Choosing a Join Type

The default join operation in Spark includes only values for keys present in both RDDs, and in the case of multiple values per key, provides all permutations of the key/value pair. The best scenario for a standard join is when both RDDs contain the same set of distinct keys. With duplicate keys, the size of the data may expand dramatically causing performance issues, and if one key is not present in both RDDs you will lose that row of data. Here are a few guidelines:

  • When both RDDs have duplicate keys, the join can cause the size of the data to expand dramatically.
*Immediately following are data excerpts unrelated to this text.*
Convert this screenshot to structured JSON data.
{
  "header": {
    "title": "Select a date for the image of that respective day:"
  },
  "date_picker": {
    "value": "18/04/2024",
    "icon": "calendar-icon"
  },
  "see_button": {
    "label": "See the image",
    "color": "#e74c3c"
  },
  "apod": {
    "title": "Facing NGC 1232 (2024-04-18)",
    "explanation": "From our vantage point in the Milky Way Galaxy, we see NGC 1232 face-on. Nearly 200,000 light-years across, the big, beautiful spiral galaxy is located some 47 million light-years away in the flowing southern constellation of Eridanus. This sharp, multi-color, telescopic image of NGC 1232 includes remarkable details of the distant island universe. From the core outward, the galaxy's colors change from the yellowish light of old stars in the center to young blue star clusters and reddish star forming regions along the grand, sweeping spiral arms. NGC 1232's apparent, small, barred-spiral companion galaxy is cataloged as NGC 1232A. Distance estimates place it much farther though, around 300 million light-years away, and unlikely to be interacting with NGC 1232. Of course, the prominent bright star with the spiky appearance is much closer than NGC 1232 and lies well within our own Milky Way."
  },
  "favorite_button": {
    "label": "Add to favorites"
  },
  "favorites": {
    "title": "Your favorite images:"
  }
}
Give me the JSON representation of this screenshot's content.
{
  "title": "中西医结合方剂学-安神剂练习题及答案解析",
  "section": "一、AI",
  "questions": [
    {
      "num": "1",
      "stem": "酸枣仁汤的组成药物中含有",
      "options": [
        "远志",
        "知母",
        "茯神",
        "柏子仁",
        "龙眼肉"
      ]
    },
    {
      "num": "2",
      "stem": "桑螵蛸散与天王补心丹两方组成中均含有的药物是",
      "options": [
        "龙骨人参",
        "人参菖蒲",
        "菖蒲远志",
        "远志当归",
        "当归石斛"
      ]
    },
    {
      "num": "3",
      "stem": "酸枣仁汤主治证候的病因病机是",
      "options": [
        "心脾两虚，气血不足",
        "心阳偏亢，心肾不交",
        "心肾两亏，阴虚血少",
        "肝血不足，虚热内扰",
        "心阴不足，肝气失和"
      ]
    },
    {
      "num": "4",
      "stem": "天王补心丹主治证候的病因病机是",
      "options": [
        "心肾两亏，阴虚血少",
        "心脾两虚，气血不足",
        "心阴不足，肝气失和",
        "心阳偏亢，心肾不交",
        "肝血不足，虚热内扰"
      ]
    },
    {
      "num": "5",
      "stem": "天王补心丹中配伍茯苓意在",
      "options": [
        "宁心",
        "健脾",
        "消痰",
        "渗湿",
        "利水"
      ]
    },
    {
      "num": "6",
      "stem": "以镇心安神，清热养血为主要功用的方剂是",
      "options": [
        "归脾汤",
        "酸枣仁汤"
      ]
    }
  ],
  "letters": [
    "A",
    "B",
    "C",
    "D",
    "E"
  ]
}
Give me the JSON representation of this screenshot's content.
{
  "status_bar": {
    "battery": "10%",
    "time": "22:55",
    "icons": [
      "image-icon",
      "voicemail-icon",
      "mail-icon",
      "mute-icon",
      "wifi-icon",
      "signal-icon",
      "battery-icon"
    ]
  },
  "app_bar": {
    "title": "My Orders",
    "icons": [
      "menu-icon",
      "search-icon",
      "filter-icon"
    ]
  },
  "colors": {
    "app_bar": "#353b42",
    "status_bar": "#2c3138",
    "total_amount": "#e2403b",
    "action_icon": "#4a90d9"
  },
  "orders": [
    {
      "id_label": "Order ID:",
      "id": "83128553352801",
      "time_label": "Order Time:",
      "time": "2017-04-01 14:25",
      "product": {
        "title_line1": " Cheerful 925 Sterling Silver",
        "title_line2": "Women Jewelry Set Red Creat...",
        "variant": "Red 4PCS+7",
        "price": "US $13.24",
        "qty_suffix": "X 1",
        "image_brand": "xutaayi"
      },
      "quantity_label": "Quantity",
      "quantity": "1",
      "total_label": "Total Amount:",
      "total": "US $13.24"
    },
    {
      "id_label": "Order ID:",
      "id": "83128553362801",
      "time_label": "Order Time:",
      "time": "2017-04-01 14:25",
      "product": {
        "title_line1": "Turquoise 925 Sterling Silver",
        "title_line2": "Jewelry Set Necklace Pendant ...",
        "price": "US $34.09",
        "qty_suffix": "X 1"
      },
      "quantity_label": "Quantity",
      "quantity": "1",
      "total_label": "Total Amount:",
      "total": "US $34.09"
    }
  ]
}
It may be better to perform a distinct or combineByKey operation to reduce the key space or to use cogroup to handle duplicate keys instead of producing the full cross product. By using smart partitioning during the combine step, it is possible to prevent a second shuffle in the join (we will discuss this in detail later).

  • If keys are not present in both RDDs you risk losing your data unexpectedly. It can be safer to use an outer join, so that you are guaranteed to keep all the data in either the left or the right RDD, then filter the data after the join.

  • If one RDD has some easy-to-define subset of the keys, in the other you may be better off filtering or reducing before the join to avoid a big shuffle of data, which you will ultimately throw away anyway.

Tip

Join is one of the most expensive operations you will commonly use in Spark, so it is worth doing what you can to shrink your data before performing a join.

For example, suppose you have one RDD with some data in the form (Panda id, score) and another RDD with (Panda id, address), and you want to send each panda some mail with her best score. You could join the RDDs on id and then compute the best score for each address, as shown in Example 4-1.

Example 4-1. Basic RDD join
  def joinScoresWithAddress1( scoreRDD : RDD[(Long, Double)],
   addressRDD : RDD[(Long, String )]) : RDD[(Long, (Double, String))]= {
    val joinedRDD = scoreRDD.join(addressRDD)
    joinedRDD.reduceByKey( (x, y) => if(x._1 > y._1) x else y )
  }

However, this is probably not as fast as first reducing the score data, so that the first dataset contains only one row for each panda with her best score, and then joining that data with the address data (as shown in Example 4-2).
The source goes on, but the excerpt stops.